コンボガードのルパートは、今年のドラフトで1巡目下位での指名が予想されている。(C)Getty Images

 今年のNBAドラフトのインターナショナルプレーヤーは、フランス勢が熱い。

 1位指名候補のヴィクター・ウェンバンヤマ、そしてメトロポリタン92で共闘するビラル・クリバリに加え、1巡目指名候補に挙がっているのが、ニュージーランド・ブレイカーズに所属するコンボガード、ライアン・ルパートだ。

 5月31日に19歳になったばかりのルパートは、父のティエリー(2013年没)もかつてユーロリーグやフランス代表でプレーしたプロバスケットボール選手、そして姉のイリアナもWNBA経験のあるプロ選手というバスケ一家の出身だ。

 そんな彼は、昨年のドラフトでニューヨーク・ニックスから1巡目11位で指名されたウスマン・ジェン(オクラホマシティ・サンダー)と同じ足跡を辿っている。

 トニー・パーカーやボリス・ディーオウを輩出したフランスの国立エリート養成所INSEPで育ち、その後オーストラリアとニュージーランドのクラブで構成されるNBL(ナショナル・バスケットボールリーグ)が2018-19シーズンから始動した『ネクスト・スター』プロジェクトを利用して、同リーグでプロデビューするというキャリアパスだ。

 20年のドラフトでシャーロット・ホーネッツから3位で指名されてNBA入りしたラメロ・ボール(元イラワラ・ホークス)、同年にミルウォーキー・バックスから1巡目24位指名を受け、現在はデトロイト・ピストンズでプレーするRJ・ハンプトン(元ブレイカーズ)も同プログラムの出身者だ。
 
 自国フランスではなくNBLでプレーすることの利点は、試合がアメリカに中継されるため、自身のパフォーマンスをバスケ関係者に認知してもらうチャンスが増えることや、フランスではロスター入りが難しい新人であってもプレータイムを与えられ、早くからプロリーグで実戦経験を積めることが挙げられる。

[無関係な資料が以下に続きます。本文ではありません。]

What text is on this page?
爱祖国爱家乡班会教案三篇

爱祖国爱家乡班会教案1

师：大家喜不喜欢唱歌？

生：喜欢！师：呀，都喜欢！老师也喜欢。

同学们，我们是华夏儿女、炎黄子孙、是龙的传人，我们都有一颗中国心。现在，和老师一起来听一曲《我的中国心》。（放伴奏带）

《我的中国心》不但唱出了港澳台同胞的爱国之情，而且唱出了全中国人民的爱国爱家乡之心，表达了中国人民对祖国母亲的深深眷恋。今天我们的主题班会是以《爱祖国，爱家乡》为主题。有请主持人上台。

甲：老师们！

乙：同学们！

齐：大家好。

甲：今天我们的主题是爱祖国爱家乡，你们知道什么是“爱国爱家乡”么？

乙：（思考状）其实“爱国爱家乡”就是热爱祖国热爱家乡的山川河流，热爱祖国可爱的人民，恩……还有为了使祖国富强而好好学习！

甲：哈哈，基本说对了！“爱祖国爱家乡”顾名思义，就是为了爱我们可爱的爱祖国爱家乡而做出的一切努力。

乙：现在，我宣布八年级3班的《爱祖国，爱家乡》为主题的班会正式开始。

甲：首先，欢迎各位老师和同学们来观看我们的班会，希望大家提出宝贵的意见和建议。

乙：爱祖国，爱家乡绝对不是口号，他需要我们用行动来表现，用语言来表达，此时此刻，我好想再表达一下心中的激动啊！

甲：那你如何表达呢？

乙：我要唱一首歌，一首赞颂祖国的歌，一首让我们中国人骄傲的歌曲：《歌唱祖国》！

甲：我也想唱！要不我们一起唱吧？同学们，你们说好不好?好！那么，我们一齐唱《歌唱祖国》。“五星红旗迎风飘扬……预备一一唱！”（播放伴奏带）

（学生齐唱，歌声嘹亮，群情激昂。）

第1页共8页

 そもそもNBLが『ネクスト・スター』プロジェクトを発足した最大の狙いは、このリーグのマーケティングにある。NBAプロスペクトを集めてアメリカからの放映権をゲットし、同時にNBLリーグ自体もお披露目するのが目的であり、各球団あたり1人の『ネクスト・スター』枠の若手には、メディアへの露出が約束される。

 そうした選手がNBAドラフトで指名を受け、リーグの注目度も上がって経済効果が生まれれば、お互いにウィン・ウィンという仕組みだ。

 すでにシーズンを終えているNBLで、ルパートはプレーオフを含む28試合に出場。平均5.9点、2.1リバウンド、フィールドゴール成功率は35%と、INSEPのチームでプレーしていた昨季の平均13.9点に比べると半分以下の数字ではあるが、これがプロリーグの洗礼というものだろう。